Ich drehte meinen Kopf von ihm weg, ließ mir Zeit und tat so als wenn ich ernsthaft darüber nachdenken musste. Ich wusste nicht, ob es am Alkohol lag oder am Ausgang der Untersuchung. Vielleicht war es auch eine Mischung aus beidem. Ich hatte das Gefühl, dass wir uns heute ungezwungener und entspannter unterhielten. Und ich genoss es. Ich war es leid mich ständig mit ihm zu streiten. Ich dachte an den Tag als er mich mit Ben auf dem Gestüt besucht hatte. Das war einer der wenigen Tage, an denen er mehr von sich gezeigt und mir die Gelegenheit gegeben hatte ihn besser kennenzulernen. Und ich mochte, was er an solchen Tagen preisgab.
 

Ich sah ihn wieder an und musste grinsen bevor ich überhaupt antwortete. „Wenn du mir verrätst, was ihr noch so besprochen habt, ziehe ich es vielleicht in Erwägung das Video von meinem Handy und die gesicherte Kopien zu löschen.“

„gesicherte Kopien?“, stöhnte Fritz auf. „Du machst mich fertig, Bielefeld.“

Mein Lächeln wurde breiter und ich zuckte mit den Schultern. „Man weiß ja nie. So oft, wie du mir mein Handy schon aus den Händen gerissen hast.“ Ich war mich sicher, dass er wusste wovon ich sprach, egal ob es beim Telefonieren mit dem Förster war oder als ich Alex und ihm das Video vorgeführt hatte.
 

„Dir scheint dein Handy aber auch nicht allzu wichtig zu sein. Du lässt es ja ganz offensichtlich überall liegen.“ Knirschte er etwa mit den Zähnen?

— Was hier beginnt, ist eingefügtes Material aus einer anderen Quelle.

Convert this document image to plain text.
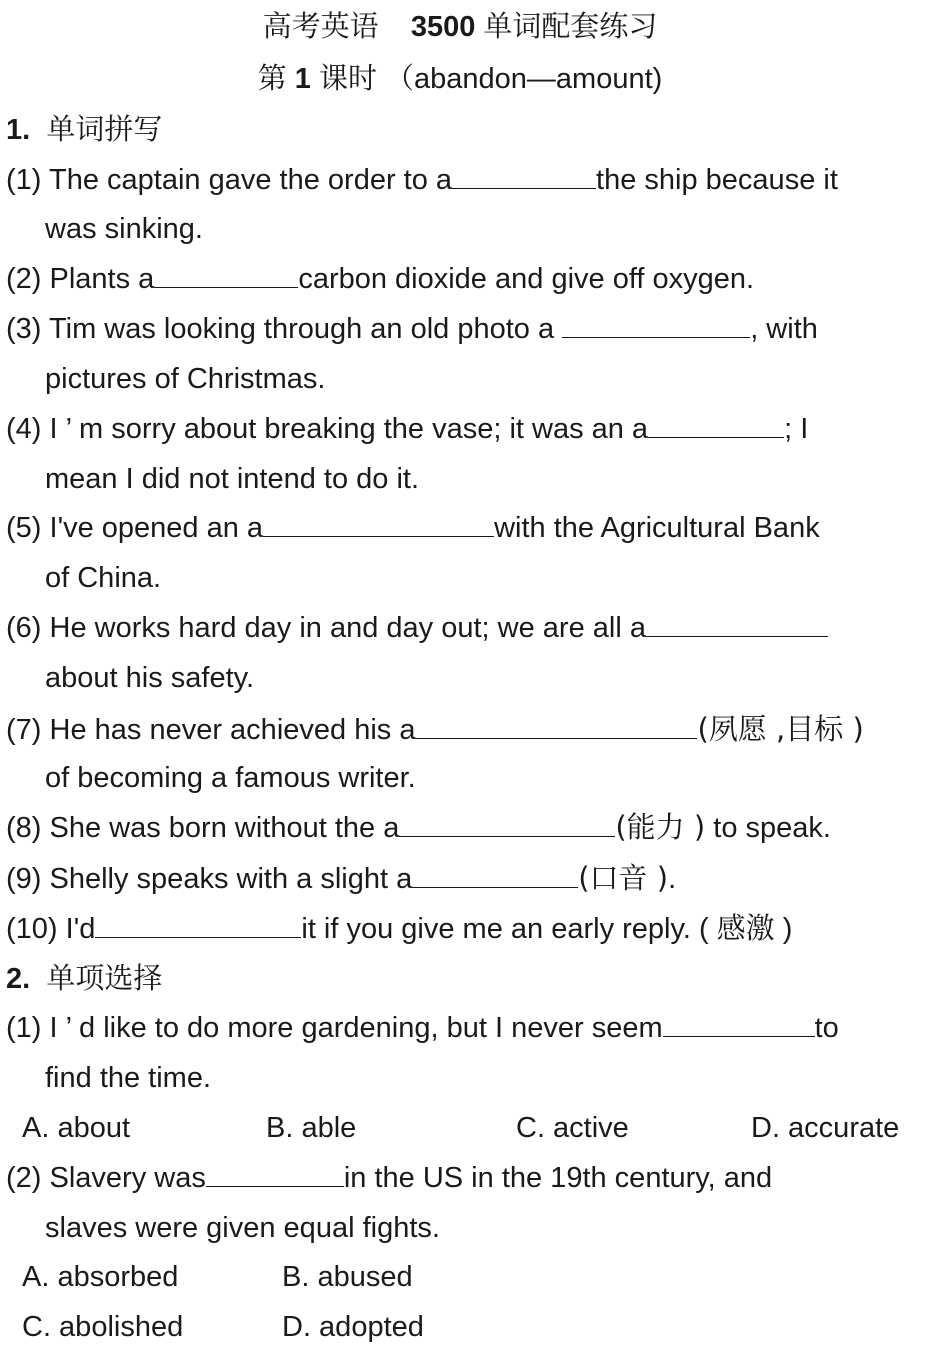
高考英语 3500 单词配套练习
第 1 课时 （abandon—amount)
1. 单词拼写
(1) The captain gave the order to a	the ship because it
was sinking.
(2) Plants a	carbon dioxide and give off oxygen.
(3) Tim was looking through an old photo a	, with
pictures of Christmas.
(4) I ’ m sorry about breaking the vase; it was an a	; I
mean I did not intend to do it.
(5) I've opened an a	with the Agricultural Bank
of China.
(6) He works hard day in and day out; we are all a
about his safety.
(7) He has never achieved his a	(夙愿 ,目标 )
of becoming a famous writer.
(8) She was born without the a	(能力 ) to speak.
(9) Shelly speaks with a slight a	(口音 ).
(10) I'd	it if you give me an early reply. ( 感激 )
2. 单项选择
(1) I ’ d like to do more gardening, but I never seem	to
find the time.
A. about	B. able	C. active	D. accurate
(2) Slavery was	in the US in the 19th century, and
slaves were given equal fights.
A. absorbed	B. abused
C. abolished	D. adopted
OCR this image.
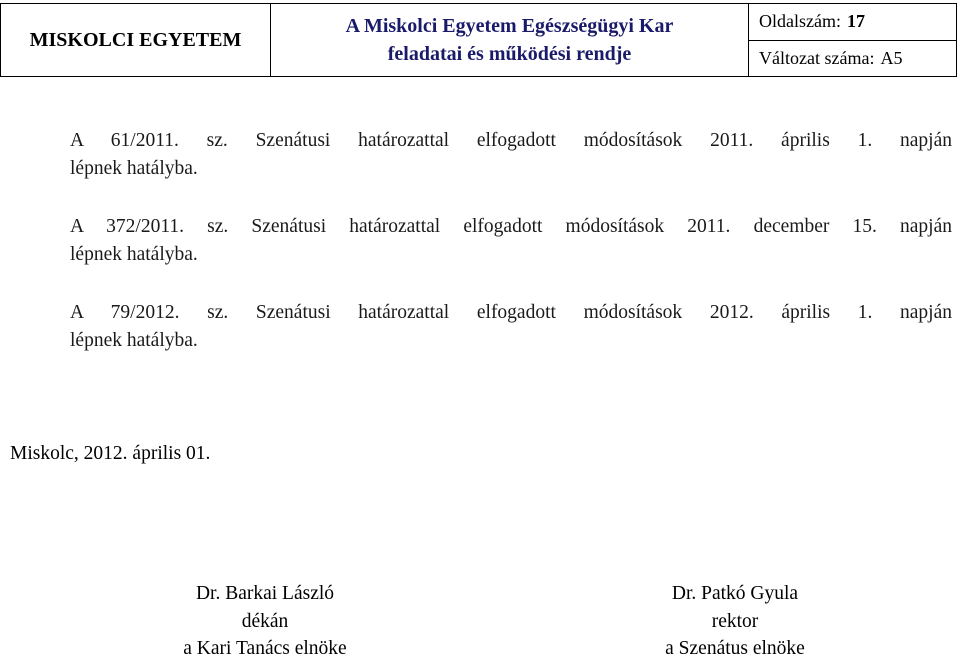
MISKOLCI EGYETEM
A Miskolci Egyetem Egészségügyi Kar
feladatai és működési rendje
Oldalszám: 17
Változat száma: A5
A 61/2011. sz. Szenátusi határozattal elfogadott módosítások 2011. április 1. napján
lépnek hatályba.
A 372/2011. sz. Szenátusi határozattal elfogadott módosítások 2011. december 15. napján
lépnek hatályba.
A 79/2012. sz. Szenátusi határozattal elfogadott módosítások 2012. április 1. napján
lépnek hatályba.
Miskolc, 2012. április 01.
Dr. Barkai László
dékán
a Kari Tanács elnöke
Dr. Patkó Gyula
rektor
a Szenátus elnöke
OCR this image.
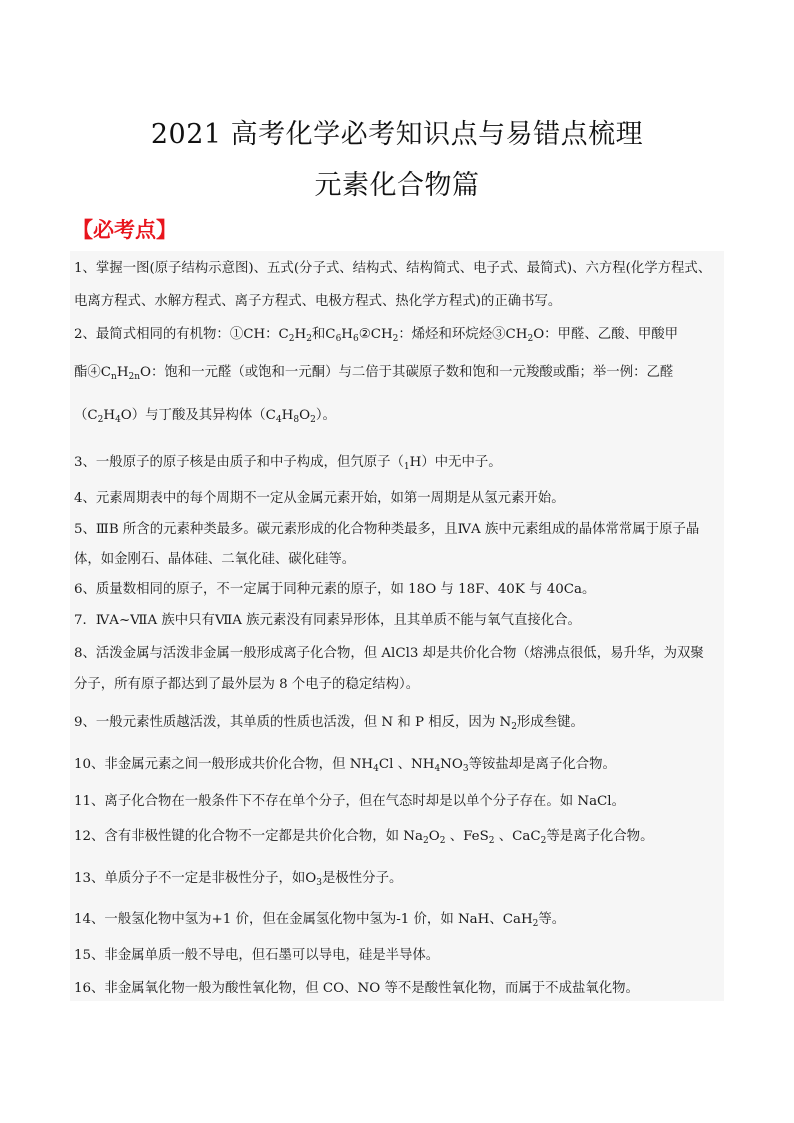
2021 高考化学必考知识点与易错点梳理
元素化合物篇
【必考点】
1、掌握一图(原子结构示意图)、五式(分子式、结构式、结构简式、电子式、最简式)、六方程(化学方程式、
电离方程式、水解方程式、离子方程式、电极方程式、热化学方程式)的正确书写。
2、最简式相同的有机物：①CH：$C_2H_2$和$C_6H_6②CH_2$：烯烃和环烷烃$③CH_2O$：甲醛、乙酸、甲酸甲
酯$④C_nH_{2n}O$：饱和一元醛（或饱和一元酮）与二倍于其碳原子数和饱和一元羧酸或酯；举一例：乙醛
$(C_2H_4O)$与丁酸及其异构体$(C_4H_8O_2)$。
3、一般原子的原子核是由质子和中子构成，但氕原子$(_1H)$中无中子。
4、元素周期表中的每个周期不一定从金属元素开始，如第一周期是从氢元素开始。
5、ⅢB 所含的元素种类最多。碳元素形成的化合物种类最多，且ⅣA 族中元素组成的晶体常常属于原子晶
体，如金刚石、晶体硅、二氧化硅、碳化硅等。
6、质量数相同的原子，不一定属于同种元素的原子，如 18O 与 18F、40K 与 40Ca。
7．ⅣA~ⅦA 族中只有ⅦA 族元素没有同素异形体，且其单质不能与氧气直接化合。
8、活泼金属与活泼非金属一般形成离子化合物，但 AlCl3 却是共价化合物（熔沸点很低，易升华，为双聚
分子，所有原子都达到了最外层为 8 个电子的稳定结构）。
9、一般元素性质越活泼，其单质的性质也活泼，但 N 和 P 相反，因为 $N_2$形成叁键。
10、非金属元素之间一般形成共价化合物，但 $NH_4Cl$ 、$NH_4NO_3$等铵盐却是离子化合物。
11、离子化合物在一般条件下不存在单个分子，但在气态时却是以单个分子存在。如 NaCl。
12、含有非极性键的化合物不一定都是共价化合物，如 $Na_2O_2$ 、FeS$_2$ 、CaC$_2$等是离子化合物。
13、单质分子不一定是非极性分子，如$O_3$是极性分子。
14、一般氢化物中氢为+1 价，但在金属氢化物中氢为-1 价，如 NaH、CaH$_2$等。
15、非金属单质一般不导电，但石墨可以导电，硅是半导体。
16、非金属氧化物一般为酸性氧化物，但 CO、NO 等不是酸性氧化物，而属于不成盐氧化物。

Ich hatte mein Handy nur einmal bei Herrn Altenburg vergessen.

„Es war ein Versehen, Fritz...“, setzte ich an. Er wirkte beinahe beleidigt, sobald wir das Thema ansprachen. Welches Problem haben die beiden nur miteinander? „Ich hatte doch gerade erst das Gespräch mit Frau Bremer hinter mir. Ich war noch ganz durcheinander. Da habe ich es einfach vergessen. Aber solltest du nicht ein wenig besser auf Herrn Altenburg zu sprechen sein nach dem Ausgang der Untersuchung?“
 

Er sah mich unzufrieden an. „Müssen wir ausgerechnet heute über diesen Typen reden?“

„Du hast doch damit angefangen“, gab ich zurück.

„Ich habe seinen Namen nicht erwähnt“, protestierte er brummig als er seine Flasche ansah. Ich schüttelte den Kopf und beobachtete ihn. Manchmal benahm er sich wie ein Kind.

Er trank sein Bier in einem Zug aus. „Ich bezahl schon mal“, sagte er und stand auf.

„Warte ich übernehme einen Teil“, ich wollte schon aufstehen, aber er wehrte ab.

„Lass mal sein. Ich habe heute ALLE eingeladen. Dazu zählst du auch“, sagte er und ging zu Addie.

Normaler Weise würde mich das nicht stören. Ich würde einfach aufstehen und Addie Geld in die Hand drücken. Aber als ich versuchte mich vom Stuhl zu erheben, fühlte es sich wie ein Schlag auf den Hinterkopf an. Mein Schädel brummte und mir war schwindelig. Meine Beine fühlten sich kraftlos an. Warum hatte ich nicht eher gemerkt wie betrunken ich war? Ich schloss meine Augen einen Moment und versuchte wieder die Kontrolle über meinen Körper zu bekommen.

Ich hielt mich am Tisch fest und zog ganz langsam meine Jacke an. Ich spürte wie ich schwankte, wenn ich mich nicht festhielt. Ich tastete mich von Stuhl zu Stuhl als ich langsam dem Ausgang entgegen schritt. Vielleicht würde mir die frische Luft gut tun.
 

Aber auch draußen wurde es nicht besser. Ich lehnte mich gegen die Hauswand und schloss meine Augen. Eine Weile stand ich so da und schlief beinahe ein, als ich das quietschen der Eingangstür hörte. Ich öffnete meine Augen und sah, wie Fritz auf mich zukam während er sich seine Jacke anzog.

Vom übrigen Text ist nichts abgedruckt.